“I never travel without my diary. One should always have something sensational to read in the train.” Oscar Wilde (On the bags from Shakespeare and Company)
Shakespeare and Co.
Deanna and I went to this legendary English-language bookstore on a mission. We wanted to buy the book of exceptional essays by David Downie called “Paris, Paris” for Deanna’s friend, Michael, for all his terrific tips on negotiating Paris. Oops! Sold out, they have it on order. So we rummaged around looking for another gift in this amazing place opened in 1951 by George Whitman in an old monestery across the Seine from Notre Dame.
The Beat Generation poets like Ginsberg and Ferlingetti hung out here. Well, as happens in time, George now tends the great bookstore in the sky leaving the brick and mortar to his daughter, Sylvia Beach Whitman. She was named for the owner of the first Shakespeare and Company, Sylvia Beach, who allowed the Lost Generaton – Joyce and Hemingway etc. to hang out there. That bookstore was closed by the Nazi’s in 1940 and never reopened, but she bequeathed the name to George who allowed broke writers to sleep in his bookstore. (He once guessed that 40,000 had slept under his roof. ) Still happens! Well, we found a completely fabulous book for Michael which I will not divulge as it’s a SURPRISE!

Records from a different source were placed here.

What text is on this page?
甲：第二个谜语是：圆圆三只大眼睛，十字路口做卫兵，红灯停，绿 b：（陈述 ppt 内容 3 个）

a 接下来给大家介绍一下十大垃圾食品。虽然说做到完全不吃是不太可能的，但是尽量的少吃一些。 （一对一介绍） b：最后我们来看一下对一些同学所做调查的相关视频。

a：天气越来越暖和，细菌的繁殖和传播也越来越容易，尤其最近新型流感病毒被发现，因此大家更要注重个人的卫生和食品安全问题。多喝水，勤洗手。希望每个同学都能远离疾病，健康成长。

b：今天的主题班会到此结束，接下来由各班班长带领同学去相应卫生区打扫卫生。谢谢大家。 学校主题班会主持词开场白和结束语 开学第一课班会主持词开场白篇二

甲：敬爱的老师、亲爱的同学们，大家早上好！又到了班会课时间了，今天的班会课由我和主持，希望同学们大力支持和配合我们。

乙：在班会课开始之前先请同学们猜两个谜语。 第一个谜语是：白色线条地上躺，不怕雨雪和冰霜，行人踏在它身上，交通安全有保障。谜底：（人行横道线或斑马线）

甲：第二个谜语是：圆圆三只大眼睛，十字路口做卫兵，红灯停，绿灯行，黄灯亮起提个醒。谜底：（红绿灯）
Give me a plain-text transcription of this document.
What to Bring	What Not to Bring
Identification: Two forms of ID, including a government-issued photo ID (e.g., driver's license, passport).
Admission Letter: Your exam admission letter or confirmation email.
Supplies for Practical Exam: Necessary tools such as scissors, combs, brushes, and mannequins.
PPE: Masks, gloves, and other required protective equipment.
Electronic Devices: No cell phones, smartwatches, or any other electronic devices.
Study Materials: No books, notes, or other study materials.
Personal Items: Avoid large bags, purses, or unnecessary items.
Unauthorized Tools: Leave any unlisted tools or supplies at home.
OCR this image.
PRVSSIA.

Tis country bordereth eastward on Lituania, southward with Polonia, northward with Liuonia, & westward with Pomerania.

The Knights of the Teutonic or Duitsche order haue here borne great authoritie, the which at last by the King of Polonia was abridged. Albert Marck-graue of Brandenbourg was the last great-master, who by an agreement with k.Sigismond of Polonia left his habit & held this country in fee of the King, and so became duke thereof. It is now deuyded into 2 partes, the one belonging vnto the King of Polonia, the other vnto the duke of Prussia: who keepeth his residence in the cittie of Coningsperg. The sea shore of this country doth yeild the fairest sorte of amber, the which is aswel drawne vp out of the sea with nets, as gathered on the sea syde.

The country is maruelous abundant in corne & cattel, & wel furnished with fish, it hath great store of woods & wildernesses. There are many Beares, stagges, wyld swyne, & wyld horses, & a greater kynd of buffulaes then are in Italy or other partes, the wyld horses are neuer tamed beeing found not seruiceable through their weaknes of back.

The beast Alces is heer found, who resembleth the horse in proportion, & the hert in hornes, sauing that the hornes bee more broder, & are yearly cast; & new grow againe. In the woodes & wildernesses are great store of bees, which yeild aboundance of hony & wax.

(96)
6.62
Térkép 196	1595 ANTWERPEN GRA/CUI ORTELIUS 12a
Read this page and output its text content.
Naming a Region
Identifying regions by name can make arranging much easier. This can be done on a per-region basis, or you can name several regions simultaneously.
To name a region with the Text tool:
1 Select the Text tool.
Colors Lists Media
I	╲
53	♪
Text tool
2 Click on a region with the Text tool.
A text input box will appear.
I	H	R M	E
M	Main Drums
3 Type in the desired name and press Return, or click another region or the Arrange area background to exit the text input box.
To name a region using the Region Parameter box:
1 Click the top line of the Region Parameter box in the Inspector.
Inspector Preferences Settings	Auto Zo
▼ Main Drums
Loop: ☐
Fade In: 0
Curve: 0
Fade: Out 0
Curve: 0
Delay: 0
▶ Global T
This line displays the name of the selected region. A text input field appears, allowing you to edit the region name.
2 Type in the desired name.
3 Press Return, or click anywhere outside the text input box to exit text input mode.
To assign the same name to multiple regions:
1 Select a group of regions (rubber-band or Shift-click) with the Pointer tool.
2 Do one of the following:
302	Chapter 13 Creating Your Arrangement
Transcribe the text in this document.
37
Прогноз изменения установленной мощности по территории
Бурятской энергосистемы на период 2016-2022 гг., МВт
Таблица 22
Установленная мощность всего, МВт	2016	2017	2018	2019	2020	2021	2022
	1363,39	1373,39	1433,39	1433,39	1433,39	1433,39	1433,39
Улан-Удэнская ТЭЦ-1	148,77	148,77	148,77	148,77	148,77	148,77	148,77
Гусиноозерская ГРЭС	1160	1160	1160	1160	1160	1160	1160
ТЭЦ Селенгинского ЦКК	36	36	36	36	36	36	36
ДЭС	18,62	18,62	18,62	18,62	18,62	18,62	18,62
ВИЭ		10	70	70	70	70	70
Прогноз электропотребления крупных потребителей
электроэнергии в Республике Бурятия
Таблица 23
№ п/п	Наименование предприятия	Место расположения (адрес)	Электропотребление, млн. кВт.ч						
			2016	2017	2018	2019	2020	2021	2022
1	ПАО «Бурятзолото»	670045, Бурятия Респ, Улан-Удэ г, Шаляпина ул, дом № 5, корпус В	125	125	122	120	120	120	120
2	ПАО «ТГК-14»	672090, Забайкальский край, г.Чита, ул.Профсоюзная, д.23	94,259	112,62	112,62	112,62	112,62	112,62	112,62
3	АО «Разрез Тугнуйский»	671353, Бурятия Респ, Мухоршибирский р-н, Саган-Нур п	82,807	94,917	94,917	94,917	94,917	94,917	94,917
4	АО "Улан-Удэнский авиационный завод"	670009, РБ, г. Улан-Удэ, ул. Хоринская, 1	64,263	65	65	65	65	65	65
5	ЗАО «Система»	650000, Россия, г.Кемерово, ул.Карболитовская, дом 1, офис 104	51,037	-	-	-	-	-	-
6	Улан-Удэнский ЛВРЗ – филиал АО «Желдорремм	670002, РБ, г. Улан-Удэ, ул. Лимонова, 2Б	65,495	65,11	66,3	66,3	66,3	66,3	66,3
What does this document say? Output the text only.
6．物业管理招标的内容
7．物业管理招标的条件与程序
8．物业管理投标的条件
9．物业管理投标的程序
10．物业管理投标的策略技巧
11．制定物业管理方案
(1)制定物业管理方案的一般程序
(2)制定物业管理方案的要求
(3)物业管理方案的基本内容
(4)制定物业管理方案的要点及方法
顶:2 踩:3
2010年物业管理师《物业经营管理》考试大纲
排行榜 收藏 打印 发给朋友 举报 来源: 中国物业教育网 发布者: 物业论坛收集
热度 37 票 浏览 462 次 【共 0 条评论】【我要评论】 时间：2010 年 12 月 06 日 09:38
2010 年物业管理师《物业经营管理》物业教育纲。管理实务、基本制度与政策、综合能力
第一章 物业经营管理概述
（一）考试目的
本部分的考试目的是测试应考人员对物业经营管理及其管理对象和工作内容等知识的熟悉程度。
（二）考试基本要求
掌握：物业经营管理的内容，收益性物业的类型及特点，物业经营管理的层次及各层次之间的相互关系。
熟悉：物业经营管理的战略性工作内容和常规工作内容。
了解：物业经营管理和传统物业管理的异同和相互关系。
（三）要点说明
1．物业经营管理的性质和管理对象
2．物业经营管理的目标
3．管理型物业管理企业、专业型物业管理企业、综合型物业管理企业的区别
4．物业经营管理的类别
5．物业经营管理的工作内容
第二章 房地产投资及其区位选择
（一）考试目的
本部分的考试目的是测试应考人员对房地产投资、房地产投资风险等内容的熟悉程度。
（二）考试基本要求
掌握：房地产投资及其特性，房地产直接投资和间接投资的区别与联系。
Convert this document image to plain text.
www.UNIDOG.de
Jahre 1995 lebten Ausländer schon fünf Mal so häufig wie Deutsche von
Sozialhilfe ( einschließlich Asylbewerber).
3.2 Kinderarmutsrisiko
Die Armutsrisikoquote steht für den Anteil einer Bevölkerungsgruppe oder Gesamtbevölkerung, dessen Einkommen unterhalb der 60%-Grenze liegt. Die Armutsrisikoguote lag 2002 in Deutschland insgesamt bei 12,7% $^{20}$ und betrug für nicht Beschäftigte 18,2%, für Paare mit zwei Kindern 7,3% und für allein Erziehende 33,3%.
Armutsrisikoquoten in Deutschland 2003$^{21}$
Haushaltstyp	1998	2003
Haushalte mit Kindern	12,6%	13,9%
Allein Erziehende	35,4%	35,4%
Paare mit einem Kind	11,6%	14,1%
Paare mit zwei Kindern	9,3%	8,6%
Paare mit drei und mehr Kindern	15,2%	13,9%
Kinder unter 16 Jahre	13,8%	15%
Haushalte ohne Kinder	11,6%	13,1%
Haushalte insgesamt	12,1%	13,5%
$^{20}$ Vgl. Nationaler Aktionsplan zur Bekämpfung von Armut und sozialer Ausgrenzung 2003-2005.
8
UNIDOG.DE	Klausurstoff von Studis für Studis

Shakespeare and Co. has added a little cafe since I was here last. So we sipped hot cocoa in the sun while gazing at Notre a Dame and passers-by. Almost next door is the church St. Julien le Pauvre which is Greek Orthodox with a history back to the 5th century. During the Revolution it was used to store animal feed. It opens for a few services as well as concerts, but it was closed when we walked by on the way to Eglise St. Severin.
Severin was a hermit from the 5th century. A Romanesque church was built over his tomb. Then St Severin church, dedicated to Mary, began in the 13th century but had a number of setbacks like fire during the 100 years war. Built in the flamboyant gothic style, it has a cluster of twisted pillars which they call the palm trees. The side chapel and stained glass windows are worth a look. When we were there all the chairs were piled to one side and the nave completely empty save for a man on his hands and knees scrubbing the stone floor. Outside, the wrought-iron railings were decorated with Palm branches from Palm Sunday yesterday.
I could show you
when you are
of your own
(Written on the risers of the steps leading to the second floor of Shakespeare and company.